One important edge case occurs when n and k are already equal. In this situation, no operations are necessary, so the answer should be 0. A buggy implementation might incorrectly count bits or attempt unnecessary transformations. The XOR operation naturally handles this because n ^ k becomes zero, and the set bit count is zero.

Another critical edge case happens when k contains a 1 bit that does not exist in n. Since the operation only allows turning 1 into 0, it is impossible to create missing bits. For example, n = 8 and k = 1 fails because the least significant bit is absent in n. The feasibility check using (n & k) != k correctly detects this scenario immediately.
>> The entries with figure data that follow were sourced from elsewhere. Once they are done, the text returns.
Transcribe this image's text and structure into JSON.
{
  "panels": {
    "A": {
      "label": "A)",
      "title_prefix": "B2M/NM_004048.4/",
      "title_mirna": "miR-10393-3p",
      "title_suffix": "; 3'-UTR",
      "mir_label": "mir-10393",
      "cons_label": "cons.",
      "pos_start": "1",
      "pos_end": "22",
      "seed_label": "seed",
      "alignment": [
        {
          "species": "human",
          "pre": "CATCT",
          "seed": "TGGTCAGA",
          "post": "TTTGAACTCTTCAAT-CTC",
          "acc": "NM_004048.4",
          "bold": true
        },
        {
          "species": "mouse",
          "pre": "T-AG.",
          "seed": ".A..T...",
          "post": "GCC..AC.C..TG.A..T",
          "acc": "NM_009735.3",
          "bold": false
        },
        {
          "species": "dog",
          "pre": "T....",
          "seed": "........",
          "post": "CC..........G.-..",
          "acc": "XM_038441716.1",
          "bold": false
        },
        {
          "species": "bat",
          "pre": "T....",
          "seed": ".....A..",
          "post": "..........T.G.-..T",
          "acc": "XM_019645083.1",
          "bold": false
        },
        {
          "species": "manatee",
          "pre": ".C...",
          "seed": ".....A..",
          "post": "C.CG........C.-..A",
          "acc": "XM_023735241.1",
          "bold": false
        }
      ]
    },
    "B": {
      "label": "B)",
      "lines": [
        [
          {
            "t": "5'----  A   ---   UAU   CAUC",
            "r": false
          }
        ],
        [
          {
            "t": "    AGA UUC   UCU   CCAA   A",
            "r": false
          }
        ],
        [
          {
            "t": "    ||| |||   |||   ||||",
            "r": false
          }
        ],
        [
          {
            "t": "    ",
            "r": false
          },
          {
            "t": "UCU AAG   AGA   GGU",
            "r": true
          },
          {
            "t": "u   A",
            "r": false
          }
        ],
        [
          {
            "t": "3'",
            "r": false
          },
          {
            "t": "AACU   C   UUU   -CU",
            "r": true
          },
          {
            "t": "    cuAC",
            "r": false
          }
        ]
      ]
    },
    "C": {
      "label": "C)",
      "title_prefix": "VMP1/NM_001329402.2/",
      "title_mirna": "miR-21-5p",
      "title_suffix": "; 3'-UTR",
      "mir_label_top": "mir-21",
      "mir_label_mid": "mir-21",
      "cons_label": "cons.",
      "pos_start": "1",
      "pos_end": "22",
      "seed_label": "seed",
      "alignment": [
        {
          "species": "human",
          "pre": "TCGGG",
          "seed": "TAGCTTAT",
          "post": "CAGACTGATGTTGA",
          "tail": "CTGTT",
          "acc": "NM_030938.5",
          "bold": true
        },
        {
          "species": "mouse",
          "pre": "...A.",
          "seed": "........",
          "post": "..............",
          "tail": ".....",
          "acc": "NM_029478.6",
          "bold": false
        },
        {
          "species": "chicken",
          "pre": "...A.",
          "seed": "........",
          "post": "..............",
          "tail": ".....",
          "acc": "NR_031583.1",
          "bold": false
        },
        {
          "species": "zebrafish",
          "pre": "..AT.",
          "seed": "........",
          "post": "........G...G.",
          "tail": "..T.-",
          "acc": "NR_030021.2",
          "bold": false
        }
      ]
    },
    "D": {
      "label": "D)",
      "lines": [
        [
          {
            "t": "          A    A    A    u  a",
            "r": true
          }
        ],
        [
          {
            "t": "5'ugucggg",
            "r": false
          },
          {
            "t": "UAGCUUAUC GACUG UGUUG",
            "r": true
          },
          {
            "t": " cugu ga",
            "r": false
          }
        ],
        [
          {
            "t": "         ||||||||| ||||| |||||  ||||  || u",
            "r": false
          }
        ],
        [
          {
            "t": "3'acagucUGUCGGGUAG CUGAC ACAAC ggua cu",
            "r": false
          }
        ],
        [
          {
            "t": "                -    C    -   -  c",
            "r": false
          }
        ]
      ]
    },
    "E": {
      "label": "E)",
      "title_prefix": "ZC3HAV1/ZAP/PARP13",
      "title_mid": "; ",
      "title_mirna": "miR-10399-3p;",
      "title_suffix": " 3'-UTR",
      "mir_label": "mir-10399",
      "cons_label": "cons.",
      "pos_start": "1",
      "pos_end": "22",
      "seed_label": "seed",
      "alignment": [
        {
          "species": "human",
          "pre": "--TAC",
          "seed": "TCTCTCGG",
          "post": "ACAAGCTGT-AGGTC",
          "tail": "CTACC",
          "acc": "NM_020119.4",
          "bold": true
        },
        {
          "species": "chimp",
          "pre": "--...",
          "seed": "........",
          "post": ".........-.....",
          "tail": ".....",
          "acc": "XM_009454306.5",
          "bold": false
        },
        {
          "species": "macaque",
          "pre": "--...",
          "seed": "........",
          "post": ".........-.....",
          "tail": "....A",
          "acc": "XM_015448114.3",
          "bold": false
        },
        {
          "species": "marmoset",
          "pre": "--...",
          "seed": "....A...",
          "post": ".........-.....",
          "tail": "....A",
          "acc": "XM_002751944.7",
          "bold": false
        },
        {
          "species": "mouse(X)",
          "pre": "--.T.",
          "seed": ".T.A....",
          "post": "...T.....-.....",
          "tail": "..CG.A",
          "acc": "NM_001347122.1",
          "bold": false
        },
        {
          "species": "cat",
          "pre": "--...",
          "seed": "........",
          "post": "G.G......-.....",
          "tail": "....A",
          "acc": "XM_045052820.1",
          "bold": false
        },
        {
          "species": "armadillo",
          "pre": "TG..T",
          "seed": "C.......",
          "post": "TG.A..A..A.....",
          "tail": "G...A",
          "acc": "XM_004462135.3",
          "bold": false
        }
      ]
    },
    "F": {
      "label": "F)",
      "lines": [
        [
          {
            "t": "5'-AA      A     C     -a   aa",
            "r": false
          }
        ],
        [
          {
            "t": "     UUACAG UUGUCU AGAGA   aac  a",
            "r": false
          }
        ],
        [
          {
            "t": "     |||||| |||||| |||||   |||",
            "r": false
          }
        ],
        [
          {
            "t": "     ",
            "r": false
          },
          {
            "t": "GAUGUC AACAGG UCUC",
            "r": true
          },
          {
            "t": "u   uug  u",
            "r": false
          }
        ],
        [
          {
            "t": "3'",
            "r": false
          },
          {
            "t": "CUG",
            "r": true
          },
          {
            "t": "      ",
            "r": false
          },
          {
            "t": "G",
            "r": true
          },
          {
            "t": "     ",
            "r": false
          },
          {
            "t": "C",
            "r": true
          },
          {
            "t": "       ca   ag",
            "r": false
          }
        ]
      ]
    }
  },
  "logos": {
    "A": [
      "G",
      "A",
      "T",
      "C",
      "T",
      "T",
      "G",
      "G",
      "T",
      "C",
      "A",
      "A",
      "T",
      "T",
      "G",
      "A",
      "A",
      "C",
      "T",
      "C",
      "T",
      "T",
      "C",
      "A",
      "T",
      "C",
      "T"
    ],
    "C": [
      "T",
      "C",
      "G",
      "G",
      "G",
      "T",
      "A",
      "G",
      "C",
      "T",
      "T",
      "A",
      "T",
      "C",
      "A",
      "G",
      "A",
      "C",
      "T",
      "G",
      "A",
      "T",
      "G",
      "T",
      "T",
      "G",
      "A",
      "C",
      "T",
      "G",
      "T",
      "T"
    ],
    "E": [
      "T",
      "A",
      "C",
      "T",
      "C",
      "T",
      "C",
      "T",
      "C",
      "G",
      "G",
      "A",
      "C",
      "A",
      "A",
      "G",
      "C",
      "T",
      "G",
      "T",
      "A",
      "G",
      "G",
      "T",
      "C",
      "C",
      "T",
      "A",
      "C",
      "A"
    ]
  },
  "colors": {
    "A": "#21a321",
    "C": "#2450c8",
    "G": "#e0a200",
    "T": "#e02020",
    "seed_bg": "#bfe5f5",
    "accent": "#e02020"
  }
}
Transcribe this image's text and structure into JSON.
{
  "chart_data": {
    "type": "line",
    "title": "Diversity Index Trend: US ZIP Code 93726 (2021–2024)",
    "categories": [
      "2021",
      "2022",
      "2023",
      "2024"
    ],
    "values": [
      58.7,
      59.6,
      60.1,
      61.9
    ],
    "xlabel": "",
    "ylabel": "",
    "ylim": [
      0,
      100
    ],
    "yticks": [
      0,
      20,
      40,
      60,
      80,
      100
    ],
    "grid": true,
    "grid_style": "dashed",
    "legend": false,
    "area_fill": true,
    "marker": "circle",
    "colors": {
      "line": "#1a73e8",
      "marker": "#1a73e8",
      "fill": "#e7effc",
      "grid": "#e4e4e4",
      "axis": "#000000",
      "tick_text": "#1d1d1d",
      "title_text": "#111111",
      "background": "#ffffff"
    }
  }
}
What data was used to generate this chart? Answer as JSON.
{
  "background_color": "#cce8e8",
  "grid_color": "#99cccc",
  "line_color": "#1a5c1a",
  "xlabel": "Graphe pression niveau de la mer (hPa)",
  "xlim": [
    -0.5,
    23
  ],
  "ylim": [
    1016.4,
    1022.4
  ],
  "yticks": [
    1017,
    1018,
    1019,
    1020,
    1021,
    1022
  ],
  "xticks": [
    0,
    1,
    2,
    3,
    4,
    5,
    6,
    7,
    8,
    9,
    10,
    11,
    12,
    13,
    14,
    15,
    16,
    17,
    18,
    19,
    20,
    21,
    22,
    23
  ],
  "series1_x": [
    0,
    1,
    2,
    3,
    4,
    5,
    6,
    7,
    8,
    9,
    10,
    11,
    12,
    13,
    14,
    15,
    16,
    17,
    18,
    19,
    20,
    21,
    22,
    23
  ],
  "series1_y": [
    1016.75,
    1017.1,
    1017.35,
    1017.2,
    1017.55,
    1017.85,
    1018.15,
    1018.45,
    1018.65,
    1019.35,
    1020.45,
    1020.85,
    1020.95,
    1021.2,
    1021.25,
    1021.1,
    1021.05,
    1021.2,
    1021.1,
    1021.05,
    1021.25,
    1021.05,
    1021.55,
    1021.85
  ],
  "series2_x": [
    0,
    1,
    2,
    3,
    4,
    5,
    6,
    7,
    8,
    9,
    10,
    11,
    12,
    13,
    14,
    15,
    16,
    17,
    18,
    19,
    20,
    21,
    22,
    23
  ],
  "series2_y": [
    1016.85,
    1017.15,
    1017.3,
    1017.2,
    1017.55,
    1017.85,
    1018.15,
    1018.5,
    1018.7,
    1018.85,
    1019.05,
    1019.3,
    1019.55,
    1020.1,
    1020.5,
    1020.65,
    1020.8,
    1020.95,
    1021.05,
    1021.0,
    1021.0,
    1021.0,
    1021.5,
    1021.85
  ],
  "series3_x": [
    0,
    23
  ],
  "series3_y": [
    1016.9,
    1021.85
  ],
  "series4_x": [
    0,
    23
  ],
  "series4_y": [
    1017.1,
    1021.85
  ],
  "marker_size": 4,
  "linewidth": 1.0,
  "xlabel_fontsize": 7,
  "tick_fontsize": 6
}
A third important edge case involves removing every set bit from n. For example, transforming 15 into 0 requires removing all four set bits. Some implementations incorrectly stop early or mishandle zero values after repeated shifts. The XOR-based counting method correctly handles this because every original set bit becomes part of the difference count.

A subtle edge case involves numbers with different binary lengths. For example, n = 1023 and k = 511. Here, only the highest bit differs, even though the numbers appear significantly different in decimal form. Bitwise operations naturally align binary positions correctly, ensuring the algorithm counts only truly differing bits.